Borys Budka był gościem Roberta Mazurka w porannej rozmowie RMF FM, gdzie prowadzący pytał się m.in. o zbieranie podpisów w czasie pandemii, kiedy jeszcze niedawno PO krzyczało o “zabójczych kopertach” oraz o kwestię związków partnerskich. Polityk unikał jednak odpowiedzi na większość pytań dziennikarza, a w pewnym momencie… sam zaczął je sobie zadawać.
Na początku programu Robert Mazurek nawiązał do kwietniowych wypowiedzi Tomasza Grodzkiego oraz Rafała Trzaskowskiego, którzy mówili wówczas o “zabójczych kopertach” i niebezpieczeństwie przeprowadzania wyborów prezydenckich w maju. Prowadzący zwrócił uwagę, iż liczba dziennych zakażeń od tamtego momentu nie zmalała, a mimo wszystko nie przeszkadzało to działaczom PO w zbieraniu podpisów pod kandydaturą prezydenta Warszawy.
– Ile osób osób zamordowaliście, posługując się waszą nomenklaturą, podczas zbierania 1,6 milionów podpisów dla Rafała Trzaskowskiego? – pytał Mazurek.
Przewodniczący PO bronił się argumentem, iż podpisy były zbierane w zgodzie z panującym reżimem sanitarnym. Dodatkowo stwierdził, iż odpowiedzialność za przeprowadzania wyborów ponosi rząd Prawa i Sprawiedliwości.

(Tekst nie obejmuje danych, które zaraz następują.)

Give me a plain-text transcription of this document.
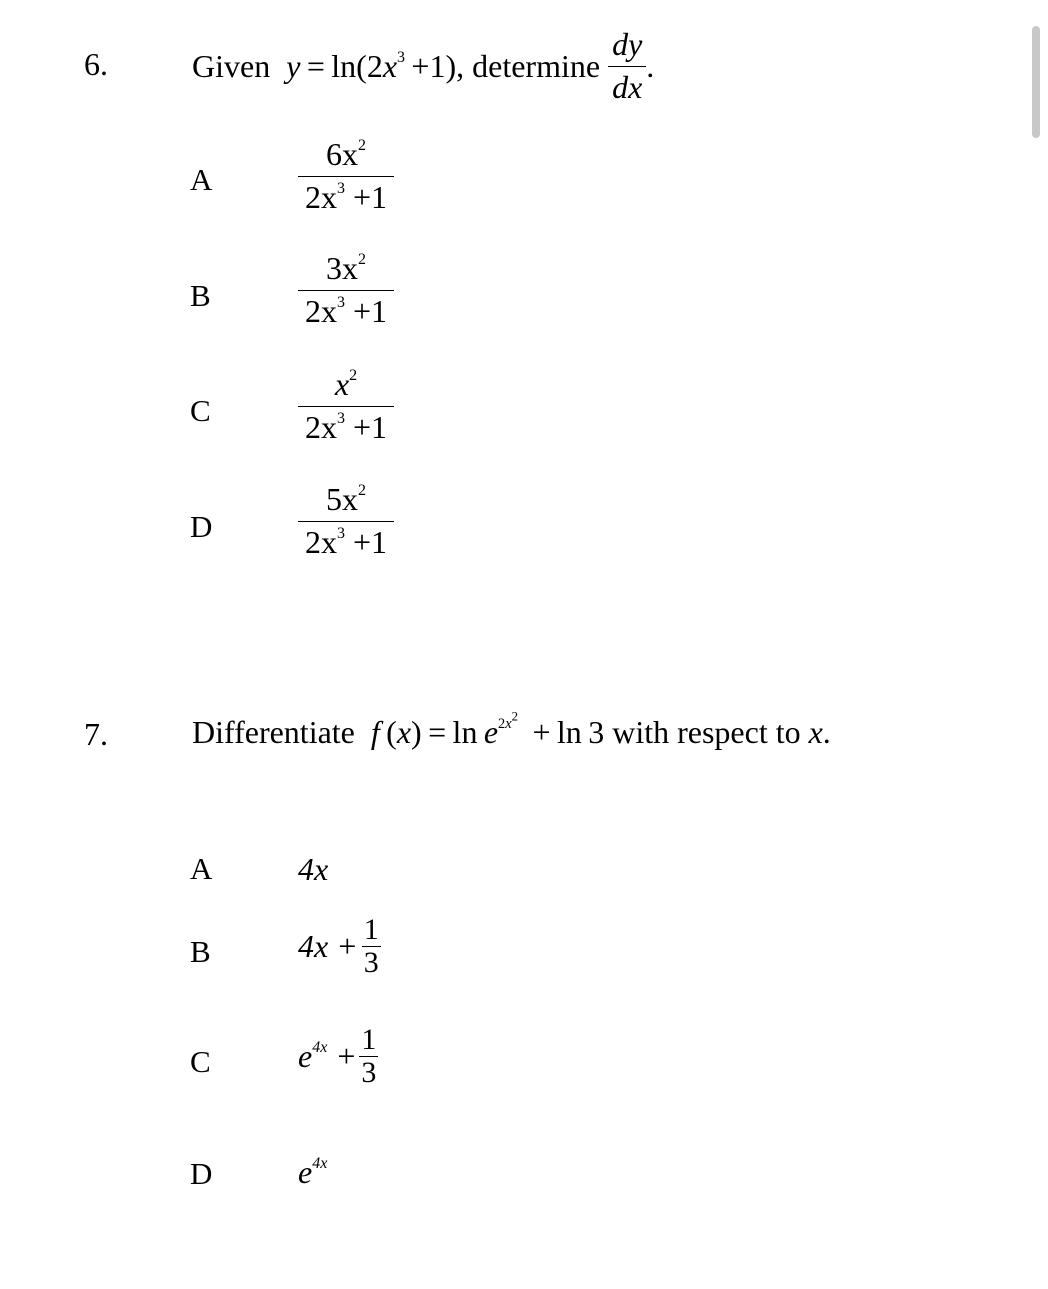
6.	Given $y = \ln(2x^3 +1)$ , determine $\frac{dy}{dx}$ .
A	$\frac{6x^2}{2x^3 +1}$
B	$\frac{3x^2}{2x^3 +1}$
C	$\frac{x^2}{2x^3 +1}$
D	$\frac{5x^2}{2x^3 +1}$
7.	Differentiate f $(x) = \ln e^{2x^2} + \ln 3$ with respect to x.
A	4x
B	$4x + \frac{1}{3}$
C	$e^{4x} + \frac{1}{3}$
D	$e^{4x}$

To jednak nie przekonało Mazurka, który wskazał, iż partia Budki cieszy się teraz z frekwencji na wiecach Trzaskowskiego i ilości zebranych podpisów pod jego kandydaturą robiąc dokładnie to samo, co jeszcze niedawno potępiali.
Mazurek: Czy zabójcze koperty już nie zabijają ?
Budka: Stosujemy się do wytycznych ministra zdrowia.
Mazurek: Ile osób zamordowaliście, posługując się waszą nomenklaturą podczas zbierania 1,6 mln podpisów?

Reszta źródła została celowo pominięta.